Annals of English Drama suggests that Shakespeare was working on the Henry VI plays (and possibly an Edward IIII) in 1590-1 and assigns The Comedy of Errors to 1592. It also shows that there was a bit of a flurry of Roman plays including Maurice Kyffin’s translations of Terence’s Andria and his Eunuchus (1588) and William Warner’s translation of Menaechmi itself in 1592--all three for limited private performance. There were also Lyly, who was constantly choosing classical figures for his subjects, and a number of plays (some of them in Latin—at Oxford) involving figures such as Marius, Philotas, Antony, Mucedorus, Tasso, Octavia, Roxana, Seneca, Ulysses. So there were plenty of models about, and if Shakespeare didn’t first encounter Plautus and Terence through a Latin teacher’s looking for a little fun to enliven his classroom (or his own “little fun” when he—possibly--taught Latin himself—apocryphal), he had plenty of plays to consider “doing one of” or “improving on.”

It is my habit of mind to think of questions I would ask college students, the answering of which would open up their (and also, possibly, my) understanding and appreciation of the play under study. So here are some of the questions I would ask regarding the first two acts:

1.1.3ff: Contrast the feel of the Duke’s opening language to that of Theseus and Richard II.
  • Fewer of the dignified dark sounds and dramatic, well-chosen use of consonance and assonance than in the later plays.
1.1.31ff: What are the differences between Egeon and his wife?
  • She’s more of a doer; he’s more of a stoic. Hamlet and Horatio in the bud? Surely a sign of Shakespeare’s early concern with stoicism (think Kent)

1.2.1-8: Notice the balanced phrasing and assonance/consonance in these lines.

  • Give out…you are//very day…Syracus, etc., etc.

1.2.43-52: Notice the logic chain in this speech. How/why does the mixture of absurdity and the straightjacket of logic produce humor? How does this principle apply to the play (and comedy) as a whole?

  • Think of Feste and Falstaff, the masters of this form. Was Will Kemp in this play?

1.2.93: How would you stage such a beating today—without lessening the play or its comedy?

  • Good question.

2.1.15-25, 32-41, 85-115: In what ways are Adriana and Luciana different? Is either of them more like Egeon?, more like his wife? If you were to make one taller and blond (like Queen Elizabeth) and one shorter and dark—which would be which?
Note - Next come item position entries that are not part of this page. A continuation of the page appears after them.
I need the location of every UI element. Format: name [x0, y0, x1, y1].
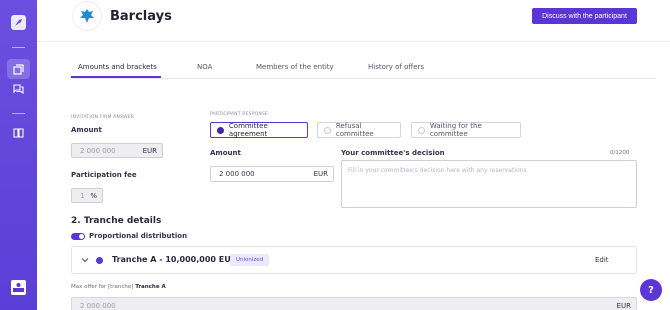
radio-dot [324, 126, 331, 134]
status-badge: Unionized [230, 254, 270, 266]
sidebar-divider [12, 47, 25, 48]
response-amount-value: 2 000 000 [219, 170, 255, 178]
app-logo-icon[interactable] [11, 15, 26, 30]
discuss-button[interactable]: Discuss with the participant [532, 8, 637, 24]
response-amount-field[interactable]: 2 000 000 EUR [210, 166, 334, 182]
response-amount-unit: EUR [313, 170, 328, 178]
invitation-amount-field: 2 000 000 EUR [71, 143, 163, 158]
tranche-card[interactable]: Tranche A - 10,000,000 EUR Unionized Edi… [71, 246, 637, 274]
tranche-color-dot [96, 257, 103, 264]
active-tab-indicator [71, 76, 161, 78]
barclays-eagle-icon [80, 9, 94, 23]
tranche-section-title: 2. Tranche details [71, 216, 162, 226]
invitation-amount-unit: EUR [142, 146, 157, 155]
help-button[interactable]: ? [640, 279, 662, 301]
tranche-name: Tranche A - 10,000,000 EUR [112, 255, 237, 264]
sidebar-item-offers[interactable] [7, 59, 30, 79]
tab-history[interactable]: History of offers [368, 63, 424, 71]
participation-fee-unit: % [90, 191, 97, 200]
edit-tranche-button[interactable]: Edit [595, 256, 609, 264]
response-caption: PARTICIPANT RESPONSE [210, 112, 269, 117]
radio-waiting-committee[interactable]: Waiting for the committee [411, 122, 521, 138]
sidebar-item-chat[interactable] [7, 79, 30, 99]
offers-icon [13, 63, 24, 75]
radio-label: Committee agreement [228, 122, 268, 138]
proportional-distribution-toggle[interactable] [71, 233, 85, 240]
page-title: Barclays [110, 9, 172, 24]
decision-char-counter: 0/1200 [610, 150, 630, 156]
tabs-divider [71, 78, 656, 79]
invitation-caption: INVITATION FIRM ANSWER [71, 115, 135, 120]
max-offer-label: Max offer for [tranche] Tranche A [71, 284, 166, 290]
book-icon [13, 128, 24, 138]
proportional-distribution-label: Proportional distribution [89, 232, 188, 240]
participation-fee-field: 1 % [71, 188, 103, 203]
barclays-logo [73, 2, 101, 30]
radio-committee-agreement[interactable]: Committee agreement [210, 122, 308, 138]
chat-icon [13, 83, 24, 94]
radio-dot [418, 126, 425, 134]
radio-refusal-committee[interactable]: Refusal committee [317, 122, 401, 138]
decision-placeholder: Fill in your committee's decision here w… [348, 167, 527, 174]
decision-textarea[interactable]: Fill in your committee's decision here w… [341, 160, 637, 208]
tab-amounts-and-brackets[interactable]: Amounts and brackets [78, 63, 157, 71]
tab-members[interactable]: Members of the entity [256, 63, 334, 71]
radio-label: Waiting for the committee [429, 122, 482, 138]
max-offer-value: 2 000 000 [80, 302, 116, 310]
sidebar-divider [12, 113, 25, 114]
max-offer-prefix: Max offer for [tranche] [71, 284, 136, 290]
participation-fee-value: 1 [80, 191, 85, 200]
max-offer-field: 2 000 000 EUR [71, 297, 637, 310]
response-amount-label: Amount [210, 149, 241, 157]
sidebar-item-docs[interactable] [7, 123, 30, 143]
header-divider [37, 41, 670, 42]
participation-fee-label: Participation fee [71, 171, 137, 179]
radio-dot [217, 126, 224, 134]
invitation-amount-value: 2 000 000 [80, 146, 116, 155]
user-card-icon[interactable] [11, 280, 26, 295]
invitation-amount-label: Amount [71, 126, 102, 134]
sidebar [0, 0, 37, 310]
max-offer-tranche-name: Tranche A [135, 284, 166, 290]
max-offer-unit: EUR [616, 302, 631, 310]
radio-label: Refusal committee [335, 122, 374, 138]
tab-noa[interactable]: NOA [197, 63, 212, 71]
decision-label: Your committee's decision [341, 149, 445, 157]
chevron-down-icon[interactable] [81, 256, 89, 264]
2.1.10-31: The back-and-forth one-liners here come, mostly, from Lyly (and from Roman comedy before that). It is a method called stichomythia. This form is also a kind of straightjacket into which sense is poured. How/why does humor come from this?
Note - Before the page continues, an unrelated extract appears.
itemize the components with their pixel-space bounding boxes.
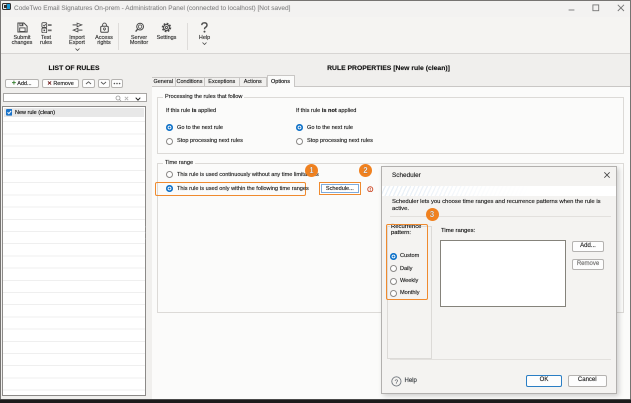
- svg-text:?: ?: [395, 379, 399, 386]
2.1.44-53: How many double-entendres can you find in these lines?

  • Six or so.

2.1.57-67: Why does Shakespeare choose to include this interchange in this scene and not have it acted on in the previous scene?
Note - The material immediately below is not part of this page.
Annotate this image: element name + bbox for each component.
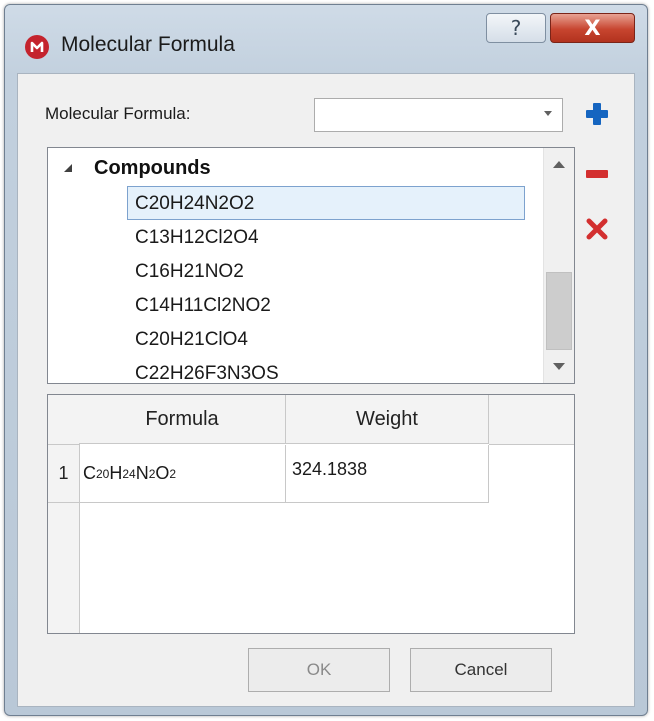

  • More fun in the telling, adds humor in form that balances the preceding scene, picks up and extends the stichomythia earlier in this scene. Etc.

2.2.24-34: To what extent is each Dromio an aspect of his master? Do the two equal a “whole man”? Who or what is your “Dromio?

  • I’ll never tell. My wife is in the room as I type.

2.2.35-39: Can you explain the dirty joke here?

  • I’m waiting . . .

2.2.51: List the double-entendres here.

  • --Etc.

2.2.109-45: “If we two be one . . .” Compare the man-servant and the man-wife relationship—at least as it is revealed in Adriana’s idealization of it.

  • Dunno. Which would I rather be—the servant, or the wife?

2.2.188-91: Ephesus is, indeed, a magical other world? Is it a pastoral world—a world into which characters go and changes happen to them?

  • The tetrameter in the second line reminds me of Bottom.

2.2.214: Would you decide to “go along,” or would you head off to the nearest bar?

  • Me, I’d go along—much as Bottom, one of my favorite characters, does in whatever that play is down the line.